The 2.4.20 ext3 corruption bug
[Posted December 11, 2002 by corbet]
Shortly after the release of the 2.4.20 stable kernel, word got out that
there was a bug which could lead to corruption on ext3 filesystems. This
particular bug will not affect all that many users: to be bitten, one must
(1) use the non-default
data=journal option, and
(2) unmount the filesystem after making changes, but before those
changes are synced to disk. Nonetheless, filesystem corruption is not a
good feature to include in a stable kernel release.
2.4.20 users who wish to be protected from this bug should apply this patch from Andrew Morton. Andrew also
includes some information on how the bug came to be.

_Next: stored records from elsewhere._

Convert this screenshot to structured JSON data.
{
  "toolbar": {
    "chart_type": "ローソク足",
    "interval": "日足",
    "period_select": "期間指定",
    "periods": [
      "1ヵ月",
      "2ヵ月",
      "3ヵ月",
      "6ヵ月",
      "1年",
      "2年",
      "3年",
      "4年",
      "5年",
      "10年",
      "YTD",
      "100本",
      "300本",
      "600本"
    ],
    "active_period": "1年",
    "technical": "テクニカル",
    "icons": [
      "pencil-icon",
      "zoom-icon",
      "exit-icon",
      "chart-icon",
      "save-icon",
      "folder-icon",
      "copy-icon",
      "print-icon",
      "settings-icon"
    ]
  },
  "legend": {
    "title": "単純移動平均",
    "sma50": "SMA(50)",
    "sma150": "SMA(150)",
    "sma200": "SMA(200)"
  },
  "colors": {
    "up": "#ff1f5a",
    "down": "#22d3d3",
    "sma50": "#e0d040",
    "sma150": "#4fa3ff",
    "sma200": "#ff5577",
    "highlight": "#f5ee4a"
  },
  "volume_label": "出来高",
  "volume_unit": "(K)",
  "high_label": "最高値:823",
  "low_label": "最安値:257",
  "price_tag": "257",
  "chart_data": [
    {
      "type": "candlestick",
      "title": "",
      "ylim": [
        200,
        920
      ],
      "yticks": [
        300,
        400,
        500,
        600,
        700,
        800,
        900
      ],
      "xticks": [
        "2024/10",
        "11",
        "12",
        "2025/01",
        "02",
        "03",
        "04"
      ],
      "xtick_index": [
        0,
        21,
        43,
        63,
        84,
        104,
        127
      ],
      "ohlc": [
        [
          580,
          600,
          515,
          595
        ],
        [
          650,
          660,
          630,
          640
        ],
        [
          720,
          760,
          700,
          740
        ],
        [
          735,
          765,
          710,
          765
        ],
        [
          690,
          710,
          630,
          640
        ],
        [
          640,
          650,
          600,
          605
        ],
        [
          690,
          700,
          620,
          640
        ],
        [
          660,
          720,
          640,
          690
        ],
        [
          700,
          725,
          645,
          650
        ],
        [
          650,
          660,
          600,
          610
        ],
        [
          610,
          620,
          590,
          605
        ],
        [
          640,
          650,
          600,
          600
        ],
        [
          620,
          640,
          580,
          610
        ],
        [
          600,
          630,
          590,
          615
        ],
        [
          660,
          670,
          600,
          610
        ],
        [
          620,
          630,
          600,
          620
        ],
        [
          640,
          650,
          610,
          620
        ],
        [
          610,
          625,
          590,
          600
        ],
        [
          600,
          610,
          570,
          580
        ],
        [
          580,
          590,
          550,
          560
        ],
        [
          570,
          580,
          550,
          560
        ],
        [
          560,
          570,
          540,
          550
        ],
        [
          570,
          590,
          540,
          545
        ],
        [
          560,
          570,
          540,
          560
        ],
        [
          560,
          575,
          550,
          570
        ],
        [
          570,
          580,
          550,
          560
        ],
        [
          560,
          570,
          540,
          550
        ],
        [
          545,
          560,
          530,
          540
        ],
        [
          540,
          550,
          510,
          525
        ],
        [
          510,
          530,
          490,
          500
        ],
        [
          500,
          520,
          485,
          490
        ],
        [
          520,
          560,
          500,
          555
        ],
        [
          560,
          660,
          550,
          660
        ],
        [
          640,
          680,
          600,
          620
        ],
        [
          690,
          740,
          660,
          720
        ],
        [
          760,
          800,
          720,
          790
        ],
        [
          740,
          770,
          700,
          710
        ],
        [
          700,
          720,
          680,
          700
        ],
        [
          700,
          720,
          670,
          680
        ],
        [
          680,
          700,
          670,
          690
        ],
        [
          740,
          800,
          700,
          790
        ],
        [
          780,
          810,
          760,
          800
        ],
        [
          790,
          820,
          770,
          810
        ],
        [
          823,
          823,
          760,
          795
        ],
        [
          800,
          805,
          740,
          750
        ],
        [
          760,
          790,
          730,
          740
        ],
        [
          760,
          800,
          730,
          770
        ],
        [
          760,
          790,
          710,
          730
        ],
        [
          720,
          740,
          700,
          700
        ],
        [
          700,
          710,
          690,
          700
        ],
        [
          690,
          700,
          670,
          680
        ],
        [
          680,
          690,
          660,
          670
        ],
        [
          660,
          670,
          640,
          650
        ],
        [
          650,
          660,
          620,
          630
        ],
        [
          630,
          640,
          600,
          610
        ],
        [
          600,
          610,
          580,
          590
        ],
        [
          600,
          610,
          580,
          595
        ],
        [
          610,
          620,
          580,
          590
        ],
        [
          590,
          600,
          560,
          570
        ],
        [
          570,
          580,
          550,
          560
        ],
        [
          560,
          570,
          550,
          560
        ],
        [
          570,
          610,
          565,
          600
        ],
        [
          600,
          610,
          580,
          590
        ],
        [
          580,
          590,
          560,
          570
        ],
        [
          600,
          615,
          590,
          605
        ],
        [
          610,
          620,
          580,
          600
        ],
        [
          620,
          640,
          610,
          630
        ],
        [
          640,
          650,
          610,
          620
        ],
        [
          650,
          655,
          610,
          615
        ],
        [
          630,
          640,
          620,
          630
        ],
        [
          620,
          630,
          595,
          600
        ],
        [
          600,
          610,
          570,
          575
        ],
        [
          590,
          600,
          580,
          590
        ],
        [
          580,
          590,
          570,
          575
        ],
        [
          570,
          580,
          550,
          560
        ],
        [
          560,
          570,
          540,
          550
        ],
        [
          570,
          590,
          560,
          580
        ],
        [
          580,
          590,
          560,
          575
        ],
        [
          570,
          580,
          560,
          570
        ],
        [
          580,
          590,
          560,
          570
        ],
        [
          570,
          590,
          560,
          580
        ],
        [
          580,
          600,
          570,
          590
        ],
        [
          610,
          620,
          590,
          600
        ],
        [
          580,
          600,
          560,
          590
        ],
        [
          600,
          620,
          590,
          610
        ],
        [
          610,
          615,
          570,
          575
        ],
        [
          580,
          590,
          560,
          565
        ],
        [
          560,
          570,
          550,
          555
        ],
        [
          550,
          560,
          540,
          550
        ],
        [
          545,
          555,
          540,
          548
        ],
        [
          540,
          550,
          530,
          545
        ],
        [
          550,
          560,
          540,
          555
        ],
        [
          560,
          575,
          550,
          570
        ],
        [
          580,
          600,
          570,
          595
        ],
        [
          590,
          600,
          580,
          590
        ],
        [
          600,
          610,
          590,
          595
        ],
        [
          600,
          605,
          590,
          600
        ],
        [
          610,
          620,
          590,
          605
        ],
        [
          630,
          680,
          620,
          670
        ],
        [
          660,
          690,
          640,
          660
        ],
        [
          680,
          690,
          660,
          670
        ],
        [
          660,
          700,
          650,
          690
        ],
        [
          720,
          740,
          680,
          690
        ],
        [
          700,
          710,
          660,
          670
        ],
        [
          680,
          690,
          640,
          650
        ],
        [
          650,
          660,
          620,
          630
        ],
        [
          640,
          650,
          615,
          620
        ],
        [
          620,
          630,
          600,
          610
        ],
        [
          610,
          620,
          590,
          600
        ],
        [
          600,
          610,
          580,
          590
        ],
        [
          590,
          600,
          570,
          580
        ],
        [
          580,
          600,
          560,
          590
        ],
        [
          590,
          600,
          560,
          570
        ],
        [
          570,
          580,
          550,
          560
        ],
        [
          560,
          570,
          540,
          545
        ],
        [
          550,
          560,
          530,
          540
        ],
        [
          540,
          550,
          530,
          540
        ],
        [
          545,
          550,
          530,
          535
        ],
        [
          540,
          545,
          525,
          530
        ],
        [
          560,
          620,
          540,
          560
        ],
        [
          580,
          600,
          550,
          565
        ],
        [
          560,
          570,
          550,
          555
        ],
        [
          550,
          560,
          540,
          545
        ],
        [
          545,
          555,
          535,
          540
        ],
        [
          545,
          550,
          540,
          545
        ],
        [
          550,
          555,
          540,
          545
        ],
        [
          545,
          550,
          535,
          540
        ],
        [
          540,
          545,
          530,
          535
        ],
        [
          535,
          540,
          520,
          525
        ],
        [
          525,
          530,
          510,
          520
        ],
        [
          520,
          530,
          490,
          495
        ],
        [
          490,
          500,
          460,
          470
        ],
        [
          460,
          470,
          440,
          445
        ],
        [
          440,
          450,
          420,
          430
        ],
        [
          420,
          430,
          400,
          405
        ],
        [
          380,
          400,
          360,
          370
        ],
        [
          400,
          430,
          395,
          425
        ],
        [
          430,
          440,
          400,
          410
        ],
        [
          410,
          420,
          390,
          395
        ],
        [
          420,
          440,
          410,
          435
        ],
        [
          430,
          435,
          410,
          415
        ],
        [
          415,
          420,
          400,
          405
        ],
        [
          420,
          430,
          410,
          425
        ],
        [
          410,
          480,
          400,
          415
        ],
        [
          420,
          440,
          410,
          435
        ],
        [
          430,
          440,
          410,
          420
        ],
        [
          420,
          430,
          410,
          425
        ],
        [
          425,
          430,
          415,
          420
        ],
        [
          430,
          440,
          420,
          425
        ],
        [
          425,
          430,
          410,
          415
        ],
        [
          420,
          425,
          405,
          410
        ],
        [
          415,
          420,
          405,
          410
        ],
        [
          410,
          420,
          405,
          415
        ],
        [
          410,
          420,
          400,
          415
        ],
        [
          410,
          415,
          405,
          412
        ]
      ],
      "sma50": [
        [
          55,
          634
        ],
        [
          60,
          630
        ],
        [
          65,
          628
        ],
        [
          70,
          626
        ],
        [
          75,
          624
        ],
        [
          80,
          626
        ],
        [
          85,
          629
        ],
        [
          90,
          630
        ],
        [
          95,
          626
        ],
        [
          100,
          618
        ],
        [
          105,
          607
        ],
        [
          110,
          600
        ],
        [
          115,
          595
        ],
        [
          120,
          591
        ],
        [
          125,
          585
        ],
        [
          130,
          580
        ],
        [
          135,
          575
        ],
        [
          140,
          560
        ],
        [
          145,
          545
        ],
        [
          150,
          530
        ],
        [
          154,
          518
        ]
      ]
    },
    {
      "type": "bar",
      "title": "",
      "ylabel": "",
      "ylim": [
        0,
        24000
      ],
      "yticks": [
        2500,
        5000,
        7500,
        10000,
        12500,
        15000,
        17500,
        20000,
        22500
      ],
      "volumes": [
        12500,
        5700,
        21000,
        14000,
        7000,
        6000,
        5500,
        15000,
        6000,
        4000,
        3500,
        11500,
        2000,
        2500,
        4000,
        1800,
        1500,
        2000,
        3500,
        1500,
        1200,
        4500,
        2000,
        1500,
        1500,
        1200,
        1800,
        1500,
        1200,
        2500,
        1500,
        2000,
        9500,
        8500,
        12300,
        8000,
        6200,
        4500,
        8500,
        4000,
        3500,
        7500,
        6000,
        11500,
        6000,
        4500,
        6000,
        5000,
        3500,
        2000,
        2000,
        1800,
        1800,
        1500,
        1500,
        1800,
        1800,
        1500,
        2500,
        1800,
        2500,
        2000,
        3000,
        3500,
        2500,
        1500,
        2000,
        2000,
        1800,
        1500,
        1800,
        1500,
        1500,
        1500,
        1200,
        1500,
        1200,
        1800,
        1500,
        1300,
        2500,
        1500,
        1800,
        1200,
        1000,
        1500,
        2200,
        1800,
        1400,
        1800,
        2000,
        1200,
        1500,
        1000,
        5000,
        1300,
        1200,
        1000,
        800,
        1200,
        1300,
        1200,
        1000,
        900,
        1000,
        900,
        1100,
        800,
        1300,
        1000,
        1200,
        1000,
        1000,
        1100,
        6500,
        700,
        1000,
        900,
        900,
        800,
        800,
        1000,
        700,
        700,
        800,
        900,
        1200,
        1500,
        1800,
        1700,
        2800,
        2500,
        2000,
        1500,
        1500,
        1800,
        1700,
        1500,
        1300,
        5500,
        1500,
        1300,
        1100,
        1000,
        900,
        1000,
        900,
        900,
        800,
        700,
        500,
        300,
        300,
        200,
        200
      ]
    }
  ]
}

The trouble, it seems, comes from a longstanding confusion between two operations:
- Flushing data to a filesystem to get it out of main memory, and
- Fully synchronizing a filesystem to get it into a consistent, current
state on disk.
The write_super() filesystem operation once performed the second
operation above. A full sync, however, requires waiting for all of the I/O
operations to complete. Most of the time, that is not what the kernel
wants to do; it simply wants to get dirty buffers headed toward the disk
sometime soon. So the ext3 write_super() method was made
asynchronous, as a way of increasing performance. After another tweak went
in, however, the lack of synchronization allowed the filesystem to be
unmounted before the data actually made it to disk. And that, of course,
led to corruption.
The solution is to properly separate the two operations. So Andrew's patch
adds a new sync_fs() operation; it writes everything to the
filesystem, and does not return until the job is done. With this patch in
place, write_super() can be safely made into an asynchronous flush
operation; kernel code which needs to be sure that everything has been
written out will use sync_fs() instead.
Andrew has also posted a version of the
patch for the 2.5 kernel. It is a more extensive change (though the
patch is still small) in that it tries to improve performance by getting
all sync operations going before waiting for any of them.